Review Details

Minimalist Ultralight Daypack Dyneema

Minimalist Ultralight Daypack Dyneema

Product Review (submitted on June 14, 2013):
I had sold my previous cuben fiber daypack and searched for several weeks until settling on the Minimalist. I’ve tried daypacks from seemingly every company, both mainstream and cottage, and I’ve finally discovered what I consider the right blend of light and tough with the 140 dyneema.

I’ve been preparing the last year for a thru-hike on the AT, and my dayhikes often exceed 20 miles over rugged terrain in the redwood forests in the Santa Cruz Mts. I’ve also incorporated more bouldering, scrambling, and off-trail shenanigans in my hikes, and the Minimalist has nary a scratch to show for my efforts. However, I do take fanatical care of my gear. I mean, I use an old toothbrush to clean my trail runners after every hike so dirt doesn’t break down the glue prematurely. That being said, I don’t baby my gear on trail. It gets used, not abused. I like that when I’m scrambling up an exposed granite slab, I don’t have to worry my pack will tear in two.

I customized a couple of things to better suit my needs. I removed the included foam pad and replaced it with a thicker Ridgerest pad. The pack is even more comfortable after making the switch. It conforms to my body to the point I forget I’m wearing it. I removed the included sternum strap and replaced it with a thinner one I had from an old REI daypack. I didn’t need the whistle, since I already carry a Storm whistle. Even with the thicker pad, my Minimalist weighs 9.79 ounces, which is actually below the listed weight on the website (once you include the pad).

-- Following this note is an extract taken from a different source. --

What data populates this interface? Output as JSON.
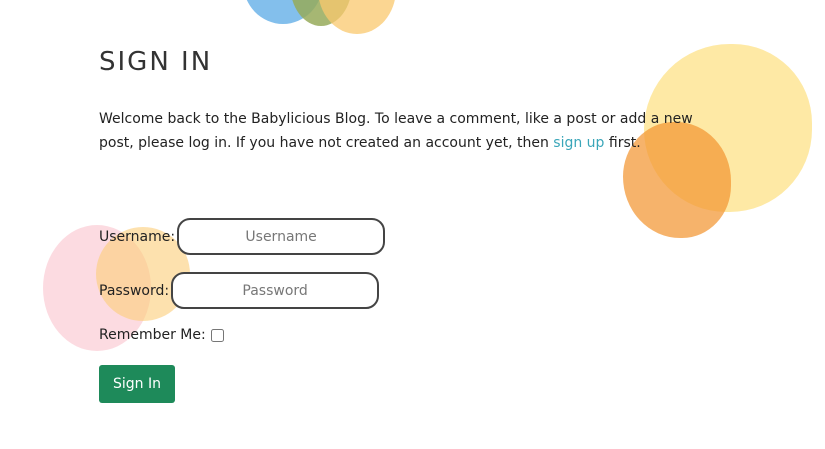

My only gripe is a personal preference, not a design flaw. I carry either 1 or 2 one-liter Smart bottles on my trips and place them in the large rear mesh pocket. It’s very awkward to reach all the way around to the mesh pocket and grab a bottle when I’m moving. Not a big deal, I’ve adjusted my on-trail drinking habits accordingly.

The internal stash pocket is great for small items like keys or a compass.

To me, the highest compliment you can pay a backpack, whether it’s a daypack, weekend pack, or long-distance pack, is that it’s comfortable enough and does its job well enough, that you forget you are wearing it at all. This pack falls into that category.

The Minimalist is the most comfortable daypack I’ve ever used. A great price for a great product. Happy trails!